I agree, but trying to apply statistical principals to "absolutely" prove something in a wargame is a fool's errand. There is no standard player, standard list, standard terrain set-up, standard strategy, standard set of schemes, and/or standardized card randomization. Even if you normalized a set of data for the above, people will argue some issue with the normalization.
Moreover, its a frickin' game. I'd rather paint my models than crunch R-square's and p-values in order to further argue an opinion on what is, arguably, a subjective matter.
My thoughts on this generally: there's a difference between a model being game-breakingly overpowered and a model being very, very good in certain situations that, despite being beatable, takes a disproportionately large amount of resources for the opposing player to overcome and makes the game a negative play experience.
To make an analogy to another wargame: Sorcha1's (from Warmachine) ability set before Prime Remix was almost unarguably game-breakingly powerful (especially in conjunction with the tournament rule-set at the time). In contrast, Vlad2 later in Mk I wasn't game-breakingly powerful, but was powerful enough that he dominated the national tournament scene. The model was beatable, but he was powerful enough that if two players of near equal play abilities played each other, Vlad2 gave one play an edge, all else being equal.

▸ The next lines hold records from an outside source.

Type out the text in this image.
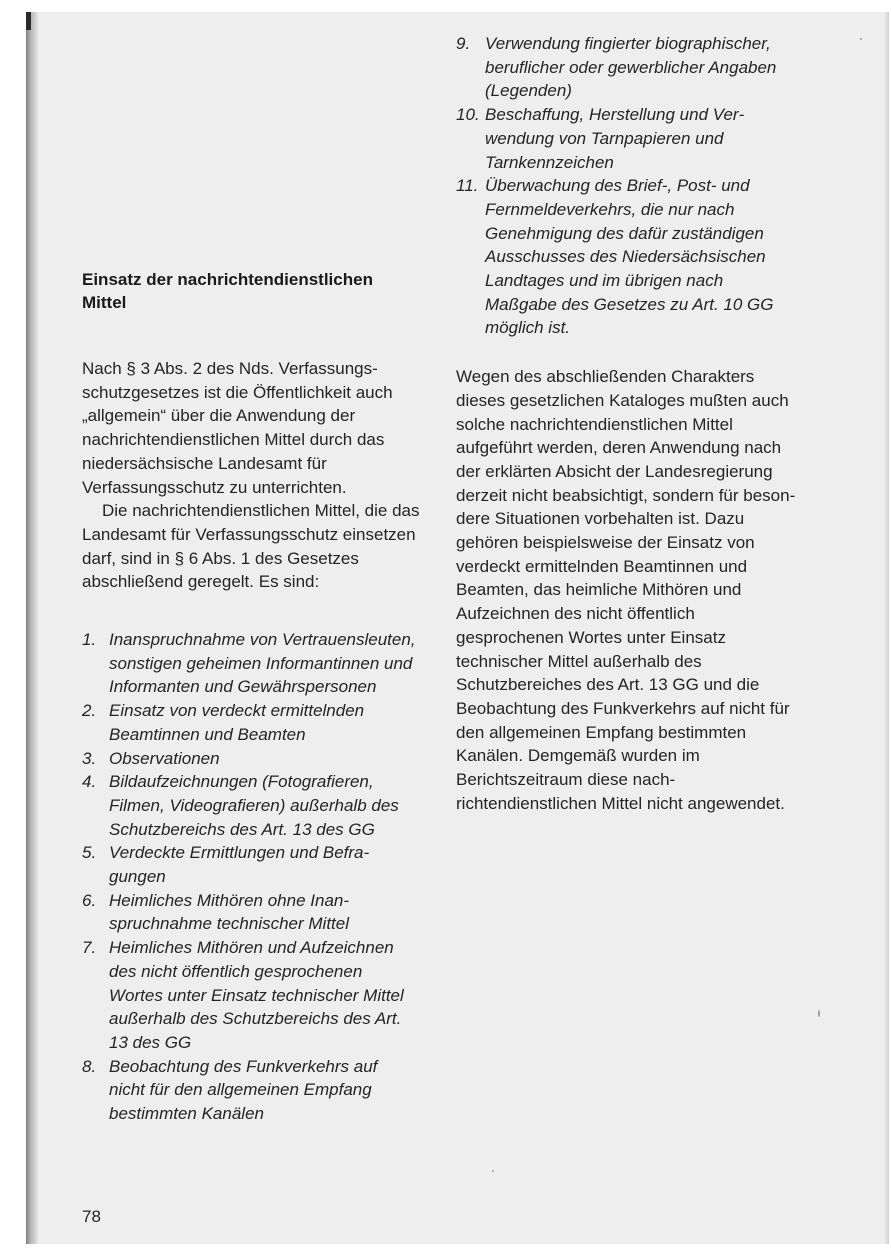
Einsatz der nachrichtendienstlichen Mittel

Nach § 3 Abs. 2 des Nds. Verfassungsschutzgesetzes ist die Öffentlichkeit auch „allgemein“ über die Anwendung der nachrichtendienstlichen Mittel durch das niedersächsische Landesamt für Verfassungsschutz zu unterrichten.

Die nachrichtendienstlichen Mittel, die das Landesamt für Verfassungsschutz einsetzen darf, sind in § 6 Abs. 1 des Gesetzes abschließend geregelt. Es sind:

1. Inanspruchnahme von Vertrauensleuten, sonstigen geheimen Informantinnen und Informanten und Gewährspersonen
2. Einsatz von verdeckt ermittelnden Beamtinnen und Beamten
3. Observationen
4. Bildaufzeichnungen (Fotografieren, Filmen, Videografieren) außerhalb des Schutzbereichs des Art. 13 des GG
5. Verdeckte Ermittlungen und Befragungen
6. Heimliches Mithören ohne Inanspruchnahme technischer Mittel
7. Heimliches Mithören und Aufzeichnen des nicht öffentlich gesprochenen Wortes unter Einsatz technischer Mittel außerhalb des Schutzbereichs des Art. 13 des GG
8. Beobachtung des Funkverkehrs auf nicht für den allgemeinen Empfang bestimmten Kanälen
9. Verwendung fingierter biographischer, beruflicher oder gewerblicher Angaben (Legenden)
10. Beschaffung, Herstellung und Verwendung von Tarnpapieren und Tarnkennzeichen
11. Überwachung des Brief-, Post- und Fernmeldeverkehrs, die nur nach Genehmigung des dafür zuständigen Ausschusses des Niedersächsischen Landtages und im übrigen nach Maßgabe des Gesetzes zu Art. 10 GG möglich ist.

Wegen des abschließenden Charakters dieses gesetzlichen Kataloges mußten auch solche nachrichtendienstlichen Mittel aufgeführt werden, deren Anwendung nach der erklärten Absicht der Landesregierung derzeit nicht beabsichtigt, sondern für besondere Situationen vorbehalten ist. Dazu gehören beispielsweise der Einsatz von verdeckt ermittelnden Beamtinnen und Beamten, das heimliche Mithören und Aufzeichnen des nicht öffentlich gesprochenen Wortes unter Einsatz technischer Mittel außerhalb des Schutzbereiches des Art. 13 GG und die Beobachtung des Funkverkehrs auf nicht für den allgemeinen Empfang bestimmten Kanälen. Demgemäß wurden im Berichtszeitraum diese nachrichtendienstlichen Mittel nicht angewendet.

78
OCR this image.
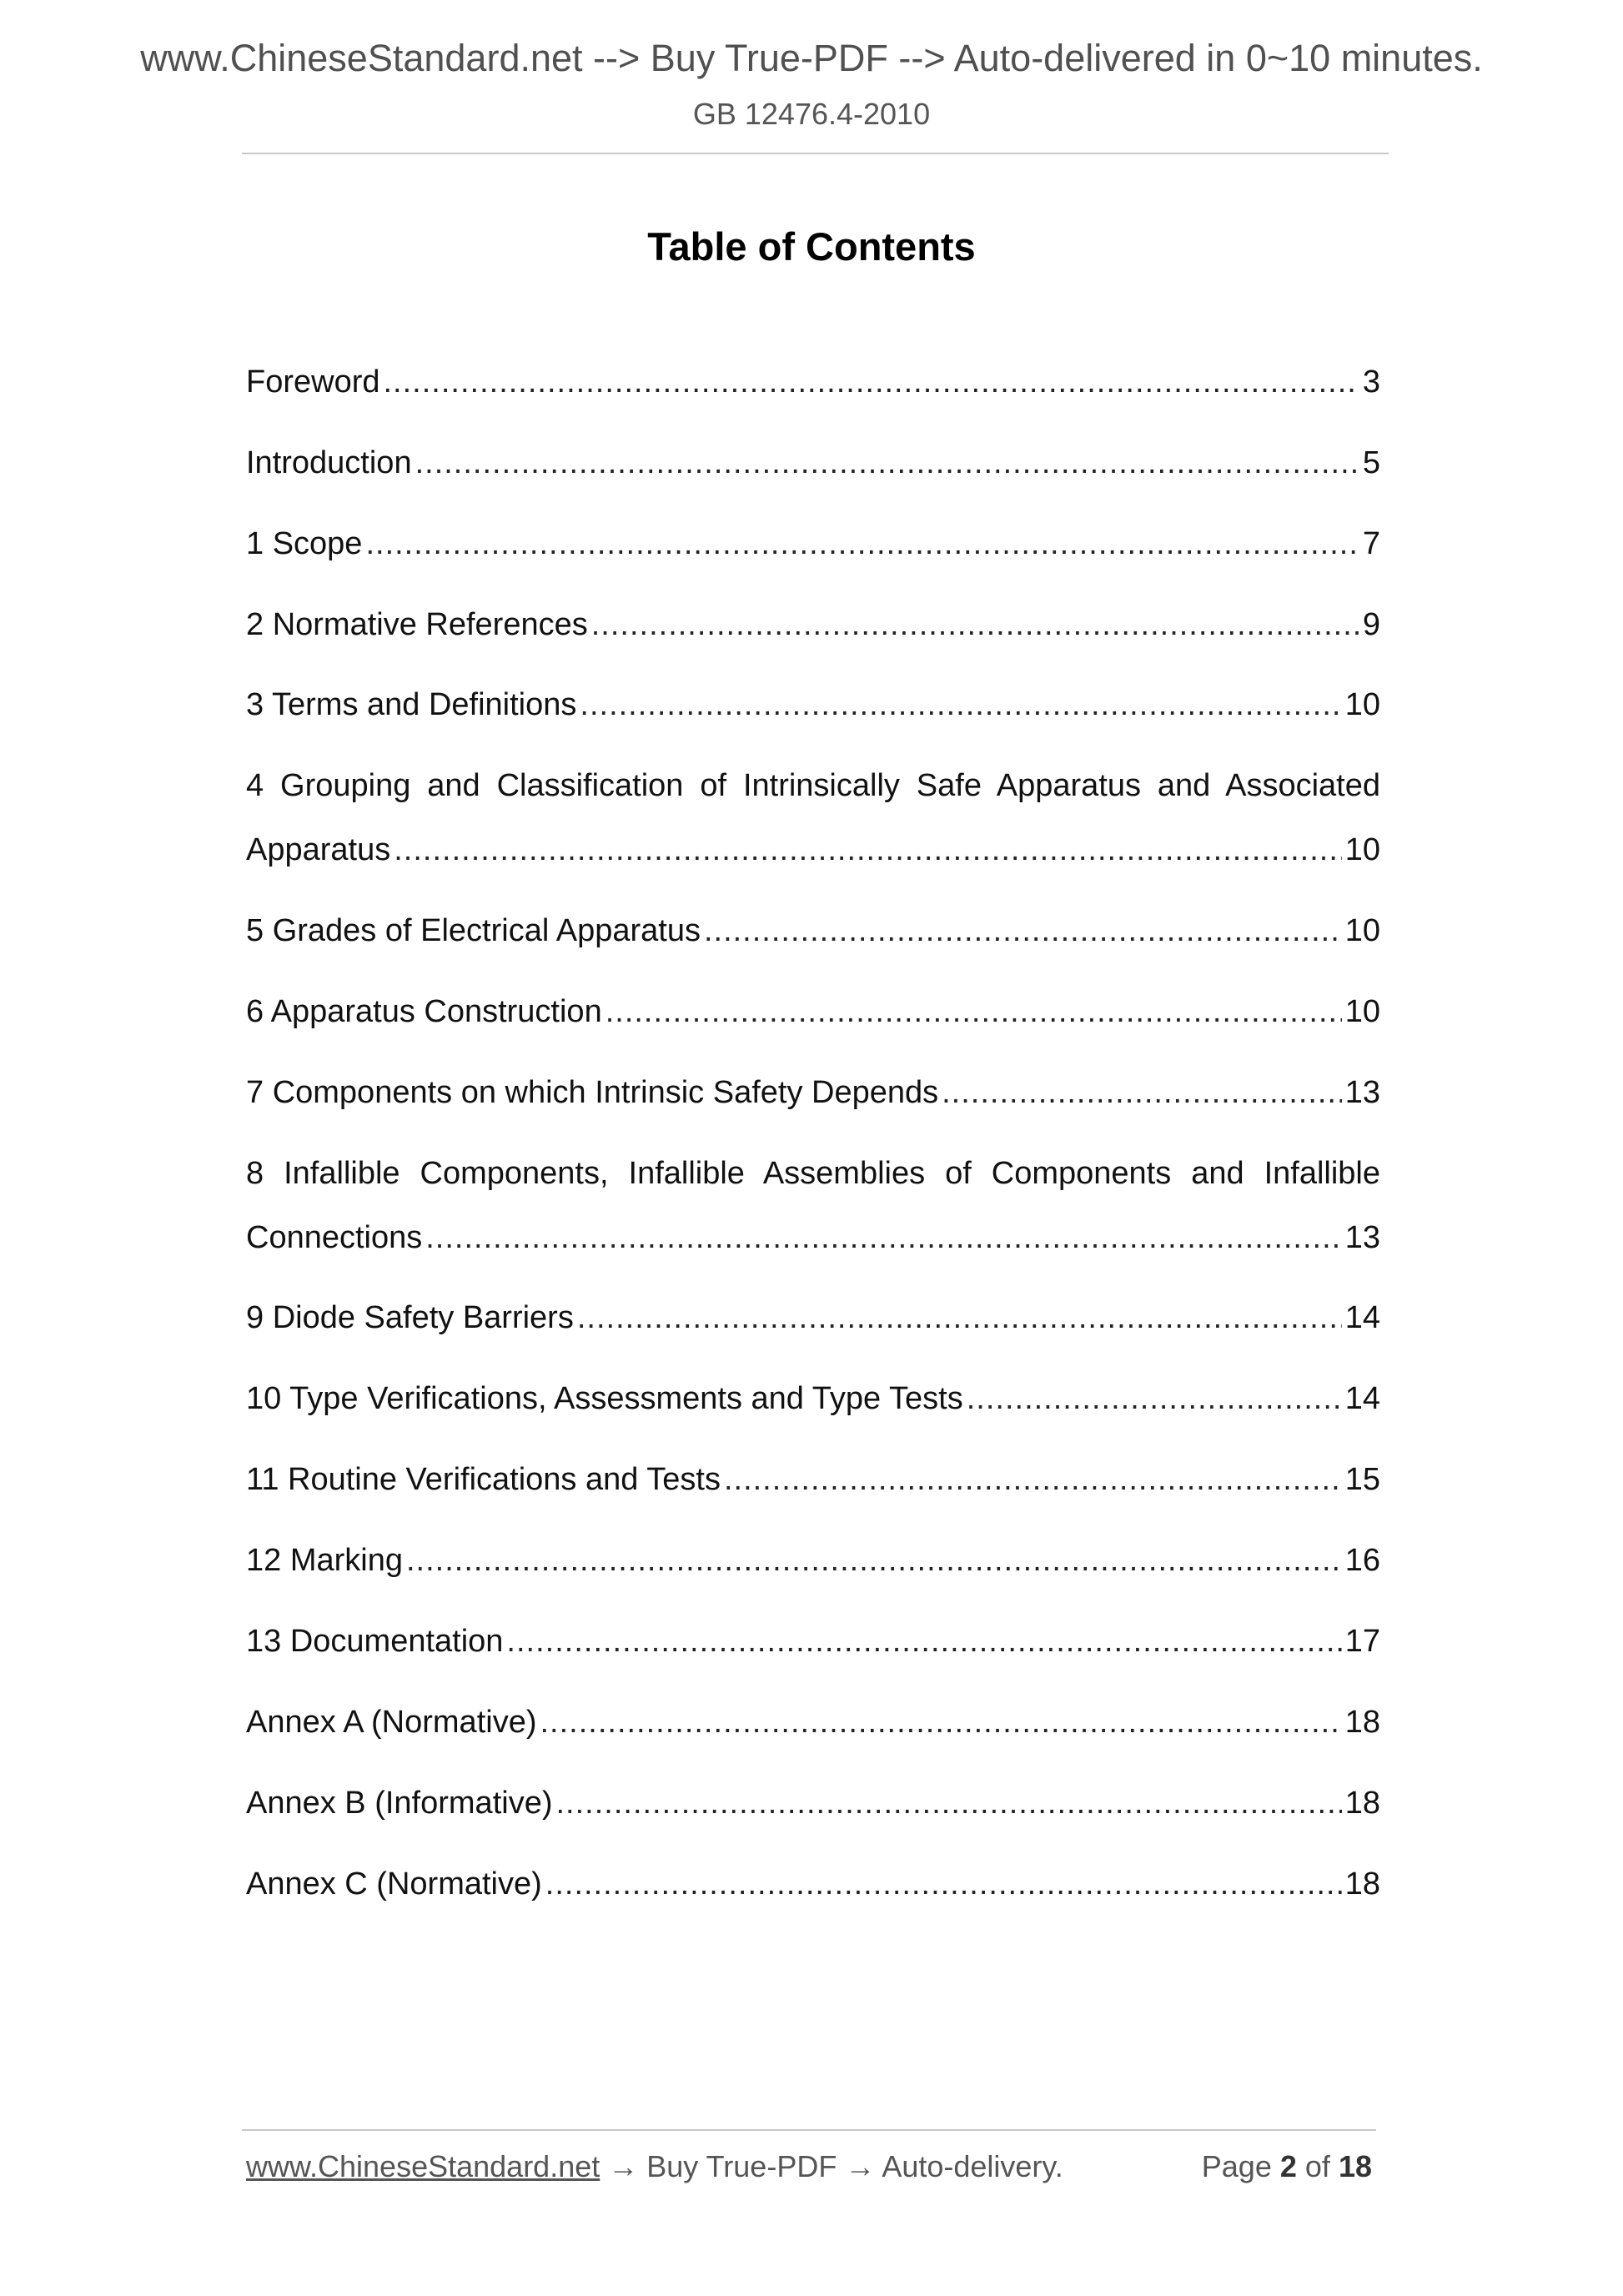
www.ChineseStandard.net --> Buy True-PDF --> Auto-delivered in 0~10 minutes.
GB 12476.4-2010
Table of Contents
Foreword .....	3
Introduction .....	5
1 Scope .....	7
2 Normative References .....	9
3 Terms and Definitions .....	10
4 Grouping and Classification of Intrinsically Safe Apparatus and Associated
Apparatus .....	10
5 Grades of Electrical Apparatus .....	10
6 Apparatus Construction .....	10
7 Components on which Intrinsic Safety Depends .....	13
8 Infallible Components, Infallible Assemblies of Components and Infallible
Connections .....	13
9 Diode Safety Barriers .....	14
10 Type Verifications, Assessments and Type Tests .....	14
11 Routine Verifications and Tests .....	15
12 Marking .....	16
13 Documentation .....	17
Annex A (Normative) .....	18
Annex B (Informative) .....	18
Annex C (Normative) .....	18
www.ChineseStandard.net → Buy True-PDF → Auto-delivery.	Page 2 of 18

With that in mind, there were many an internet argument started by "ZoMG! EVlad is teh borkens!" that played out similar to the arguments in this thread. Interestingly enough, Vlad2 was toned down a bit in the 2nd edition of Warmachine and remains viable but doesn't dominate the tournament circuit. At least in my metagame, this has been considered a good thing for the health of the game.
******
I'm not going to argue specifics of the NB models to that metric, but I think that's a fair metric to go by rather than searching for a perfectly objective statistical analysis.